3 tygodnie temu w Hiszpanii miałem zabieg urologiczny. W trakcie wyścigu w Meksyku w listopadzie zrobił mi się guz, który musiałem wyciąć, bo nie mogłem usiąść na siodełku i biegać. 3 tygodnie temu on się tak powiększył, że nie byłem w stanie zrobić treningu. Mój start był pod znakiem zapytania - stwierdził Karaś.

Na rowerze ten guz cały czas się powiększał. W trakcie biegu rana pooperacyjna się rozerwała, zaczęła lecieć ropa. Wezwaliśmy karetkę, żeby jakoś to zatamować, zrobić krótki zabieg i wrócić na trasę, ale lekarz powiedział, że jest to niemożliwe. Trzeba zrobić operację, tam się robi infekcja - opisał.  Jedyną opcją były zastrzyki, które są zakazane. Nie ukończyłbym też tego wyścigu, bo przede mną było jeszcze ponad 40 godzin biegu.

Jeżeli chodzi o samopoczucie, to było bardzo dobre. Był spokój. Wystarczyło zrobić 5 minut przerwy w trakcie biegu i organizm tak się zastał, że czułem, że już nie ruszę - dodał Karaś.

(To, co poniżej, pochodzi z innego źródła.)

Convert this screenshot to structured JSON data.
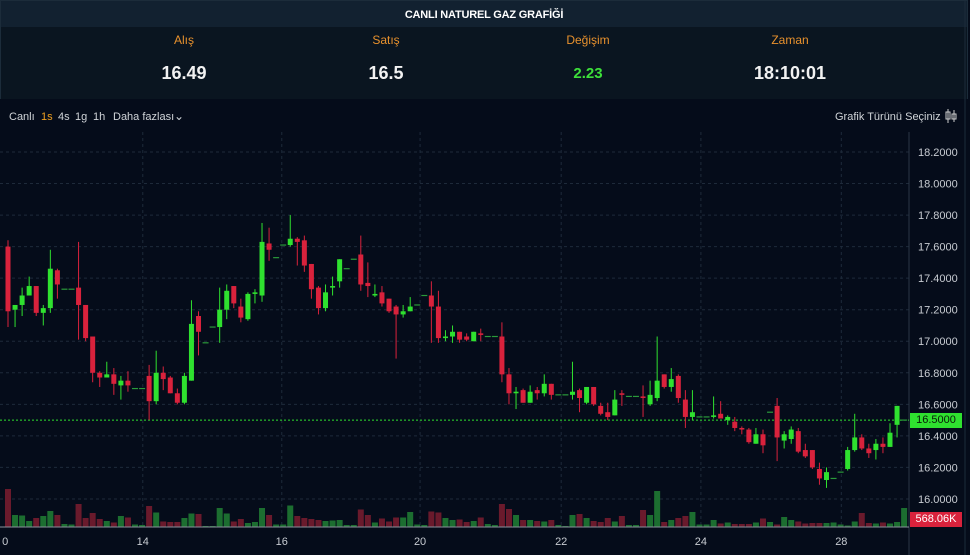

Na trasie 10-krotnego Ironmana pozostało dwóch innych Polaków - Adrian Kostera i Tomasz Lus.

Robert Karaś to mistrz i rekordzista świata w ultra-triathlonie na dystansie pięciokrotnego Ironmana z 2021 roku, potrójnego Ironmana z 2018 r. i podwójnego Ironmana z lat 2017 i 2019. Jest także rekordzistą Polski na dystansie Ironmana z 2019 roku.